11. Balance Sheet Assessment
Teledyne reported $528.6 million of cash and $2.53 billion of debt on its balance sheet in the most recent quarter. As investors in high-quality companies, we primarily focus on two things: 1) that a company’s debt level isn’t too high and 2) that its interest payments are not excessively burdening the business.

With $1.62 billion of EBITDA over the last 12 months, we view Teledyne’s 1.2× net-debt-to-EBITDA ratio as safe. We also see its $61.2 million of annual interest expenses as appropriate. The company’s profits give it plenty of breathing room, allowing it to continue investing in growth initiatives.

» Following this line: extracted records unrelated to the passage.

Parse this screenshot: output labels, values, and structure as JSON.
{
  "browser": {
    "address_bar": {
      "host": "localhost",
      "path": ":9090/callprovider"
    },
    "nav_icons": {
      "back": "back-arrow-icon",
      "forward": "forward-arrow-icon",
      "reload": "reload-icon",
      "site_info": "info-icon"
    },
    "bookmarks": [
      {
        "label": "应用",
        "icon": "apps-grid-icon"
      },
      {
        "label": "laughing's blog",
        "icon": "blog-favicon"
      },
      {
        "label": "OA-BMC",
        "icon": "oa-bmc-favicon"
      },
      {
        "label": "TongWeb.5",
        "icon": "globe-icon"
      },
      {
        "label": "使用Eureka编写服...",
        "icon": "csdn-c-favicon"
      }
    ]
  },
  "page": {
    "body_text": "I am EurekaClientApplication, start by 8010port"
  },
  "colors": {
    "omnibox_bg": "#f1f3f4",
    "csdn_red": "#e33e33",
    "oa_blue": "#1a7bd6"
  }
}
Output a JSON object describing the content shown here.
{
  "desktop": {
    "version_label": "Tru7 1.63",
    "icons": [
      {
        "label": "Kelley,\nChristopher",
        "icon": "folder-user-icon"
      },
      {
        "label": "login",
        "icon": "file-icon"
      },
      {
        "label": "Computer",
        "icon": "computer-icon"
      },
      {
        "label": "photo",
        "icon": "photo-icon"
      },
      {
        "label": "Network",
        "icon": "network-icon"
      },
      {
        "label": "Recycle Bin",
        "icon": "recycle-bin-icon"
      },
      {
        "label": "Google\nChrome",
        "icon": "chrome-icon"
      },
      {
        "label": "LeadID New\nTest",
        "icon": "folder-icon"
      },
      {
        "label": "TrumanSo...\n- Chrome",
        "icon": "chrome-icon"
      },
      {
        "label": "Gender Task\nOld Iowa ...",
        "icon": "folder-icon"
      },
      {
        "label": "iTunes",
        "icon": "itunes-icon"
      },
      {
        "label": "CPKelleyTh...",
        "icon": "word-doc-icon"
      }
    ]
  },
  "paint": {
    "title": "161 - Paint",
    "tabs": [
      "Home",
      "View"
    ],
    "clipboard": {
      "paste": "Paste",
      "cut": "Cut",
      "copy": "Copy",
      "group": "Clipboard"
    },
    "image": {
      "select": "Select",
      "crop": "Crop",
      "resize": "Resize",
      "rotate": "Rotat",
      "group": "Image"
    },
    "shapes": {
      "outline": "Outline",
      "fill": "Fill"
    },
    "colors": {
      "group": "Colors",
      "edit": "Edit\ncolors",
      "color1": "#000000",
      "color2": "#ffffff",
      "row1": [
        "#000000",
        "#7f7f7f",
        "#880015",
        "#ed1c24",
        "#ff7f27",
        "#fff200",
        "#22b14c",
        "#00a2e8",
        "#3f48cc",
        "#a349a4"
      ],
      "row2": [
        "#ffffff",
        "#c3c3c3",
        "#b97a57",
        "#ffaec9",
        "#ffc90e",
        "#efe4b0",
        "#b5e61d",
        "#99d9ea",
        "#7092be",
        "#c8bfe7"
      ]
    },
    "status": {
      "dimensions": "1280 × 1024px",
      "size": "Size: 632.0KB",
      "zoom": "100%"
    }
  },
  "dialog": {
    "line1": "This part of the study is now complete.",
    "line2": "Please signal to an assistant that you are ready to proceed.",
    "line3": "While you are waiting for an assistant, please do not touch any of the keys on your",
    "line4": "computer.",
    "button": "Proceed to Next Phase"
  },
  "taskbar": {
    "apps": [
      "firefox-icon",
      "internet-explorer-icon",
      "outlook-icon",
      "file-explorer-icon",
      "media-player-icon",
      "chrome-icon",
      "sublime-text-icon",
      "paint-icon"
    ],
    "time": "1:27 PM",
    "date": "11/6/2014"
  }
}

12. Key Takeaways from Teledyne’s Q3 Results
It was good to see Teledyne narrowly top analysts’ revenue expectations this quarter. On the other hand, its EPS guidance for next quarter slightly missed. Zooming out, we think this was a mixed quarter. The stock remained flat at $572.15 immediately after reporting.
13. Is Now The Time To Buy Teledyne?
Updated: December 4, 2025 at 10:18 PM EST
A common mistake we notice when investors are deciding whether to buy a stock or not is that they simply look at the latest earnings results. Business quality and valuation matter more, so we urge you to understand these dynamics as well.
Teledyne has some positive attributes, but it isn’t one of our picks. First off, its revenue growth was exceptional over the last five years. And while Teledyne’s organic revenue growth has disappointed, its impressive operating margins show it has a highly efficient business model.
Teledyne’s P/E ratio based on the next 12 months is 21.9x. While this valuation is fair, the upside isn’t great compared to the potential downside. We're fairly confident there are better stocks to buy right now.
Wall Street analysts have a consensus one-year price target of $623.09 on the company (compared to the current share price of $524.42).